Throughout the 1950s into the mid-1960s, Harry Whittington was one of the most prolific paperback writers around, producing dozens of tough guy mysteries, westerns and noirish fiction in a period of time that was surprisingly short, when you look back upon it.
When that line of work began to peter out, he switched to writing a total of nearly 200 semi-sleazy novels under a host of pen names. Ashley Carter was one of the better known of these, one which he used as a byline for a series of historical “plantation†novels in the 1970s.
Mourn the Hangman was published early in his career, and while there is a strong overall narrative drive to the tale, the plot isn’t particularly well developed, crammed as it is with fast nonstop action, bursts of sudden violence, undeveloped characters and marred by occasional threadbare coincidences.
It’s as if the story were packed in too tightly, so that it’s bursting at the seams and all but out of control. At nearly 190 pages of small print, it’s too long to be read in one sitting, but if you can manage it, that’s how I’d recommend you proceed, with your thought processes tampered down, perhaps, and your adrenaline cranked up high.
Steve Blake is the leading character, a private eye whose estranged wife who’s returning to him is murdered early on, leaving the rest of the book little more than a catalog and travelogue of his trail of revenge.
Not only is he caught between two powerful government contractors each accusing the other of industrial espionage, but the cops are hard on his trail, his partner in the PI business has sold him out, and a good-looking girl in the shabby hotel room next door, burdened with her own sadness, looks wistfully after him, not that he has time for her, because that’s not the kind of novel this is.
If only he’d called the cops at the beginning, you might say, and I’d certainly echo that thought – but that’s not how novels like this work. Guys like Blake are largely muscle and guts and little grey matter upstairs.
From the description you may have already decided whether or not you might enjoy this novel more than I did. My opinion is that Mourn the Hangman is part of a career in progress, a book written toward the beginning of his, flawed but with flashes of something better to come.
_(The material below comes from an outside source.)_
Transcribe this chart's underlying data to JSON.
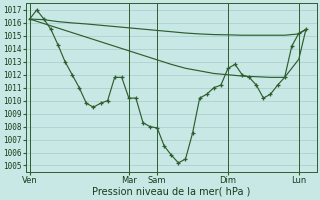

January 9th, 2012 at 7:22 am
Read it maybe 30 years ago, and recall it as a fast, professional job. It’s still on my shelves after all this time.
January 9th, 2012 at 4:53 pm
I read a lot of Whittington’s work back in the 50s and 60s, and enjoyed them all, but for some reason, I never read this one until this past week. Maybe it’s me today as compared to me then, but while it’s just as you say, Dan — fast and professional — as a story this one just didn’t work for me now.
January 13th, 2012 at 10:31 am
Bill Crider is the Harry Whittington expert. I’ve only read a fraction of Whittington’s vast output. I remember MOURN THE HANGMAN as a quick, breezy read like much of Whittington’s work.
January 13th, 2012 at 2:34 pm
George
Sometimes quick and breezy is all you ask of a book. Other times you prefer a PI with a little more depth, like a Lew Archer, to pick an example not entirely at random. Speaking for myself, though, but maybe others too, I find a continuous diet of either one not nearly as satisfying as a mixture of both.
I have come across one of my old reviews of another Whittington novel. I’ll be posting it here soon, so you can see what I thought about it then, about 20 years ago.